Kot also pointed out that payroll should protect against fraud. He suggested that a good practice is for employers not to be able to add employees through the recordkeeping system; it’s good to have a clear line there.

There should be a reconciliation of payroll to contribution remittance totals, and plan sponsors should have controls in place to make sure employee elections are followed, Kot said. He suggested that plan sponsors periodically pick a sample and review it. He also pointed out that if an employee hands his plan sponsor staff an election form but is told to enter the information online and he never does, this could amount to problem if the plan gets audited. Plan sponsors need to document when a deferral change is effective and how often the recordkeeper receives a data dump.

There should also be procedures in place for timely remittance of deferrals. “The only safe harbor [that] plan sponsors have is the day of payroll,” Kot noted. He urged plan sponsors to be consistent; if a payroll is remitted the day of deferral, but then other times it is remitted later, an auditor could say, “You proved you could do it the day of payroll. Why are the others remitted later than that?”

Plan sponsors need to consider procedures for when the human resources person who remits payroll is on vacation or when to remit contribution information when there is a holiday. Kot said it is good to keep documentation of when contribution information is transmitted and why there may be differences from the norm. Plan sponsors also need to pay attention to when contributions are deposited and allocated by the recordkeeper and keep informed if there is an issue.

For distributions and loans, Kot said, the key is to have a documented process about approvals. Who is reviewing to make sure the loan is a qualified loan and that it does not exceed the plan’s limit on number of loans or the statutory limit on loan amount?

Plan sponsors should also check vesting accuracy, even if calculated by the recordkeeper or third-party administrator (TPA). They also need to keep up with the forfeiture balance and how it is handled; it shouldn’t build up year after year. Plan sponsors can use forfeitures for plan expenses or reallocate them to participants. Kot suggested plan sponsors keep documentation on how and when forfeitures are used.

Outsourced Controls

The plan’s recordkeeper, payroll provider and investment custodian play a key role in controls relating to plan design and operation, Kot said. Plan sponsors should develop a plan to monitor these providers.

It’s important for plan sponsors to perform an annual review of providers’ SSAE 16 report—an internal report done by an independent accounting firm about user entity controls, testing of operating effectiveness, and sub-service organizations, as providers may use other companies for fund management/pricing, education and advice. Plan sponsors need to know what sub-service organizations are being used and what they are doing.

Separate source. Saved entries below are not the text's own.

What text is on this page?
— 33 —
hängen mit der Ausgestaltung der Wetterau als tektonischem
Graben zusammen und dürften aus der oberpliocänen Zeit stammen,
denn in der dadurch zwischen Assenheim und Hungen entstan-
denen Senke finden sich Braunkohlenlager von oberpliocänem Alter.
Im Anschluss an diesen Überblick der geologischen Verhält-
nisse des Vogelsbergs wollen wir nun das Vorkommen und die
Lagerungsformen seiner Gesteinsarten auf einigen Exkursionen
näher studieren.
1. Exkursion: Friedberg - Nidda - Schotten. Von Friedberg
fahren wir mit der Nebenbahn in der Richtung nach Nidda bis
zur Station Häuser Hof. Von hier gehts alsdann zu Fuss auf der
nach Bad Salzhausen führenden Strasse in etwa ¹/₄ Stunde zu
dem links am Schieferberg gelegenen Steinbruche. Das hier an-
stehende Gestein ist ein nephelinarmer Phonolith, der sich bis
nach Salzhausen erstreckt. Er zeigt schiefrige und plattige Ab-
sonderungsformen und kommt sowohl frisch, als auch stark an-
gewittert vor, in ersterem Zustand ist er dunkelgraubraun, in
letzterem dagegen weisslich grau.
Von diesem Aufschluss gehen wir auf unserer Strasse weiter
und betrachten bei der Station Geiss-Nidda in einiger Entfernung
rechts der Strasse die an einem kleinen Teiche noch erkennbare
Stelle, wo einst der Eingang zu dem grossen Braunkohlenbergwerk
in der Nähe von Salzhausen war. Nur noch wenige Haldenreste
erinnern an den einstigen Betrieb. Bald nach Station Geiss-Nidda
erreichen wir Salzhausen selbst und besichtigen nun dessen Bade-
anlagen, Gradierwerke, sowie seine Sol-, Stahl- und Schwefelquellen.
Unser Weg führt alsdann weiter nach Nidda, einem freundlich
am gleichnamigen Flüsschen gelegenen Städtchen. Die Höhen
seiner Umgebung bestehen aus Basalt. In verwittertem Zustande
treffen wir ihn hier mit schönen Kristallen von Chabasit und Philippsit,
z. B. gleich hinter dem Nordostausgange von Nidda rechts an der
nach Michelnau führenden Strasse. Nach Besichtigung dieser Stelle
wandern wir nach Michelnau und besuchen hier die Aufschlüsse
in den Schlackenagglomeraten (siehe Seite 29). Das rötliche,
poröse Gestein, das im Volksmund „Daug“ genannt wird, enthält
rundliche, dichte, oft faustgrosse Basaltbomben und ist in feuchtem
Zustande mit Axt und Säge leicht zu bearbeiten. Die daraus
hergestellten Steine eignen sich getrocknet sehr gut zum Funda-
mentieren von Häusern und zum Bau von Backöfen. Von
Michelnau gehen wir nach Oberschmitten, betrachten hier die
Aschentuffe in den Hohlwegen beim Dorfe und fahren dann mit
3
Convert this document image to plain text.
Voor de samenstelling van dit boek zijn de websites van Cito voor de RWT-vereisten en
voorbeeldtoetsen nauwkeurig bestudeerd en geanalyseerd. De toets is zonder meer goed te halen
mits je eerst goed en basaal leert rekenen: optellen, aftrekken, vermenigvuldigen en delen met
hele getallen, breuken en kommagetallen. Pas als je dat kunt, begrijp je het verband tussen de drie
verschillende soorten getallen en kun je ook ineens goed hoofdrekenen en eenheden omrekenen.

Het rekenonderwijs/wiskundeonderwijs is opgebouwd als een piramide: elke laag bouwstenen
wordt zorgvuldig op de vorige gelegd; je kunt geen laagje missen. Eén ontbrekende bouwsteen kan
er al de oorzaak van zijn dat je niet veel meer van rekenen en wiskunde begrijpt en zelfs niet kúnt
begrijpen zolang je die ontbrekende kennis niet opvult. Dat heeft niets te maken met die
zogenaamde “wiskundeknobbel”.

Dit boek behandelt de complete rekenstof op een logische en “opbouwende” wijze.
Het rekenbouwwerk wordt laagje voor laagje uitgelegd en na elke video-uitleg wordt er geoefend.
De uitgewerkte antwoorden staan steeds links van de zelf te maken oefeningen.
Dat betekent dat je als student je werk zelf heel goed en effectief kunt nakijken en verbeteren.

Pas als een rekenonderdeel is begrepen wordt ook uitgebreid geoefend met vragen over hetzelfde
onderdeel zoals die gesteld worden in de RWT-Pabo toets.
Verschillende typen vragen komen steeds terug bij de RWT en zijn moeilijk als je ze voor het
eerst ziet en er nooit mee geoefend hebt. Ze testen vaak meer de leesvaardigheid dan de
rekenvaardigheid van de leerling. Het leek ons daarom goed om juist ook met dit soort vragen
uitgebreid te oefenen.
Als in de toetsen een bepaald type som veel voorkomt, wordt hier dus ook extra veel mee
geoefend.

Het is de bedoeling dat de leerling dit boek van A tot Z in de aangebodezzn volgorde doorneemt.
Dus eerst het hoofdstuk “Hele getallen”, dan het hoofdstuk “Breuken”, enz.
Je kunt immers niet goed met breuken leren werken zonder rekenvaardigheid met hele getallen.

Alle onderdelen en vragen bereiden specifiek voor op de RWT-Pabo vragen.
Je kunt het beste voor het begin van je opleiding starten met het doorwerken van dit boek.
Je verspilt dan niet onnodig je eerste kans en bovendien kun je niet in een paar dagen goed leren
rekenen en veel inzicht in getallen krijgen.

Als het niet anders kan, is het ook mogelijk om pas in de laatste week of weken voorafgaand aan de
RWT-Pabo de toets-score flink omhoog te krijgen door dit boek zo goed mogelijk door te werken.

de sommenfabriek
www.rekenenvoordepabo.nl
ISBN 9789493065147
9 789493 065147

User entity controls in the report show what the provider is assuming the plan sponsor is doing. For example, access to website account logins and passwords is given only to authorized personnel; the plan sponsor maintains plan documents; information from employee payroll files is accurate, complete, applicable to plan guidelines and provided in a timely way; written instruction for application of forfeitures is provided; disbursements are approved by an appropriate party; changes in the fund lineup are authorized; and monitoring applicable contribution limits.

Regarding the testing of operating effectiveness, Kot said income/valuations and asset purchases/redemptions are two areas of the report plan auditors are most concerned about. If a plan sponsor sees discrepancies in the SSAE 16, it should ask the provider about it. If there are no discrepancies, the auditor will not need to do further testing, except maybe pull out some samples and review them. The report would also show how the provider deals with float income.

If there is a change in plan year, providers will provide a gap letter to make sure nothing was done differently during the short plan year.

Kot points out that SSAE reports given to plan sponsors are the same for a particular recordkeeper, so the auditor will have outside controls information for all plans that use that recordkeper, but internal controls are different for every plan.